Synergies Between Systems and Platforms Start To Pay Off For L-3

L-3 Communications CEO Michael Strianese has been urging the various divisions of this diverse defense systems and services group to collaborate more fruitfully. It also offers the manned Spydr ISR platform. A prime example of this has been L-3’s expansion into the unmanned air systems (UAS) sector, allowing it to offer more flexible platforms for its products in the fields of C3 ISR (command, control, communications, intelligence, surveillance and reconnaissance) and electronic systems.

The U.S.-based group can now fairly claim to be a fully integrated UAS platform provider, which better enables it to compete with other defense groups prominent in this field from North America, Europe and Israel. The largest member of its UAS family is the medium-altitude, long-endurance (MALE) Mobius, which it has been demonstrating and developing since 2009.

However, Todd Gautier, president of L-3’s Precision Engagement Sector, told AIN that Mobius is not currently the group’s most immediate market prospect, with defense customer attention shifting to medium-altitude, smaller systems. “Mobius is ready to go [into service] but where we see the market right now is that U.S. forces are pulling out of Iraq and Afghanistan and so requirements for MALE [aircraft] will come down,” he said. “It is still a great hope for the future and, as we move away from the current war footing, the focus is more on the cost of systems. Mobius has always been a significant value play for customers because you get a lot for a very attractive price. It will become more successful.”

Viking 400 Main Focus

For now, the new Viking 400 mid-tier UAS that has evolved from an earlier platform with more than 10,000 flight hours in service is the main focus of L-3’s marketing efforts. “We see this as a truck,” said Gautier. “It’s highly capable and, in its class, offers significant payload and weight capacity. This is a real discriminator.”

Gautier maintains that L-3 has started to get some recognition in the highly competitive and very dynamic UAS sector by offering greater flexibility and adaptability for changing missions by having platforms that provide greater operational endurance and scope for expanding payload at competitive prices. Research-and-development efforts have focused on finding ways to adapt UAS fuselages and empennages in ways that allow different sensors to be fitted.

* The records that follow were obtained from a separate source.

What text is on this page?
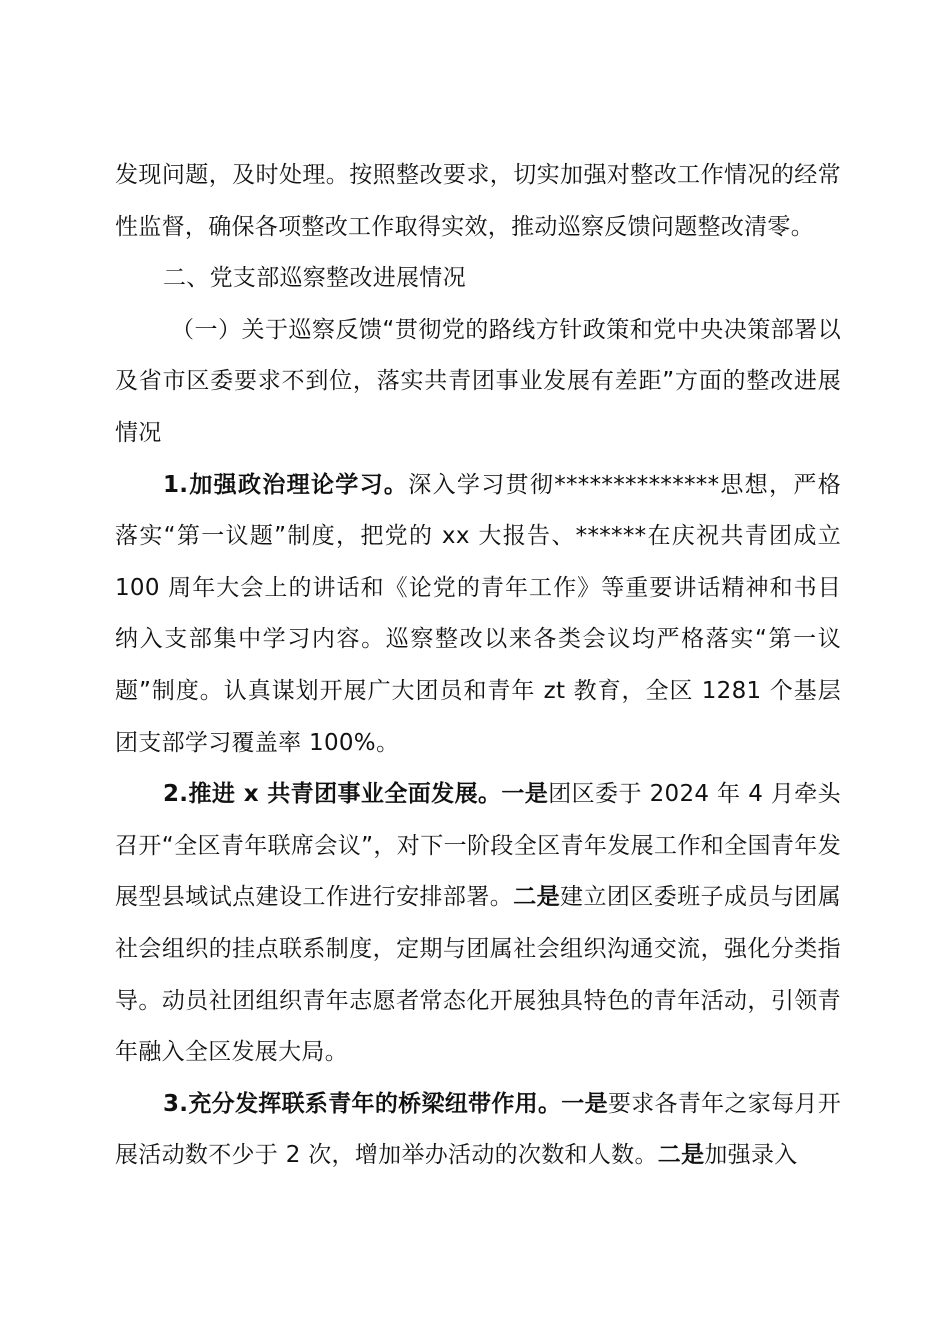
发现问题，及时处理。按照整改要求，切实加强对整改工作情况的经常性监督，确保各项整改工作取得实效，推动巡察反馈问题整改清零。

二、党支部巡察整改进展情况

（一）关于巡察反馈“贯彻党的路线方针政策和党中央决策部署以及省市区委要求不到位，落实共青团事业发展有差距”方面的整改进展情况

1.加强政治理论学习。深入学习贯彻**************思想，严格落实“第一议题”制度，把党的 xx 大报告、******在庆祝共青团成立 100 周年大会上的讲话和《论党的青年工作》等重要讲话精神和书目纳入支部集中学习内容。巡察整改以来各类会议均严格落实“第一议题”制度。认真谋划开展广大团员和青年 zt 教育，全区 1281 个基层团支部学习覆盖率 100%。

2.推进 x 共青团事业全面发展。一是团区委于 2024 年 4 月牵头召开“全区青年联席会议”，对下一阶段全区青年发展工作和全国青年发展型县域试点建设工作进行安排部署。二是建立团区委班子成员与团属社会组织的挂点联系制度，定期与团属社会组织沟通交流，强化分类指导。动员社团组织青年志愿者常态化开展独具特色的青年活动，引领青年融入全区发展大局。

3.充分发挥联系青年的桥梁纽带作用。一是要求各青年之家每月开展活动数不少于 2 次，增加举办活动的次数和人数。二是加强录入
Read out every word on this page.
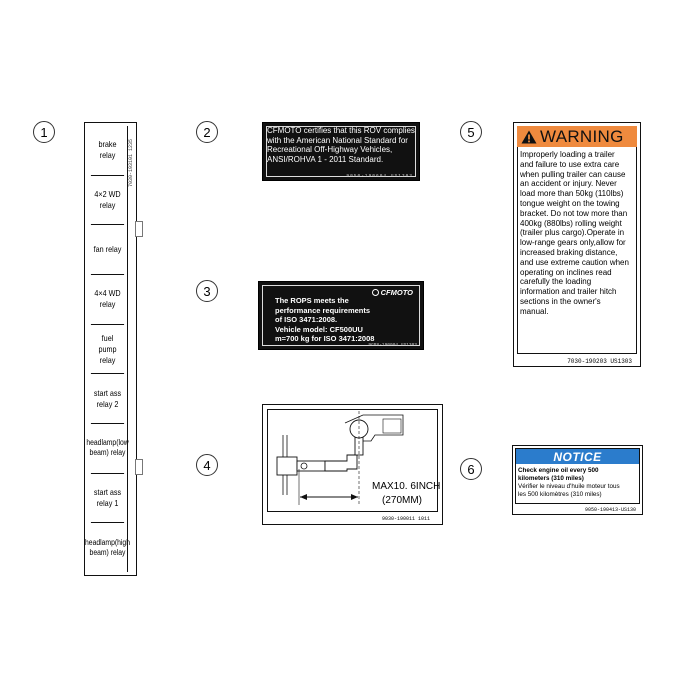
1	2
3
4
5
6
brake relay
4×2 WD relay
fan relay
4×4 WD relay
fuel pump relay
start ass relay 2
headlamp(low beam) relay
start ass relay 1
headlamp(high beam) relay
7030-193101 1235
CFMOTO certifies that this ROV complies with the American National Standard for Recreational Off-Highway Vehicles, ANSI/ROHVA 1 - 2011 Standard.
9050-190604 US1303
CFMOTO
The ROPS meets the
performance requirements
of ISO 3471:2008.
Vehicle model: CF500UU
m=700 kg for ISO 3471:2008
9GR8-190004 US1303
MAX10. 6INCH
(270MM)
9030-190011 1011
WARNING
Improperly loading a trailer
and failure to use extra care
when pulling trailer can cause
an accident or injury. Never
load more than 50kg (110lbs)
tongue weight on the towing
bracket. Do not tow more than
400kg (880lbs) rolling weight
(trailer plus cargo).Operate in
low-range gears only,allow for
increased braking distance,
and use extreme caution when
operating on inclines read
carefully the loading
information and trailer hitch
sections in the owner's
manual.
7030-190203 US1303
NOTICE
Check engine oil every 500
kilometers (310 miles)
Vérifier le niveau d'huile moteur tous
les 500 kilomètres (310 miles)
9050-190413-US130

The main Viking 400 payload is the MX-10 EO/IR sensor with full-motion video (see main story). “It is a system for expeditionary forces and can take other payloads, allowing us to exploit the majority of mission areas,” said Gautier.

At the light end of the UAS sector, L-3’s portfolio was expanded by the acquisition a few years ago of Airborne Technologies Inc., a specialist in small, expendable systems. The only publicly displayed product in this line has been the Cutlass.

In budget-constrained times, part of L-3’s UAS research-and-development effort has been to make systems easier to operate and maintain, as well as more versatile through greater integration of systems and subsystems. Other work has focused on reducing the weight and power requirements of UASs so that smaller systems can do work that previously has been the domain of larger UAVs. There is also now a greater emphasis on interoperability of the systems carried by the UASs and other battlefield platforms–an approach made possible by greater use of common interfaces.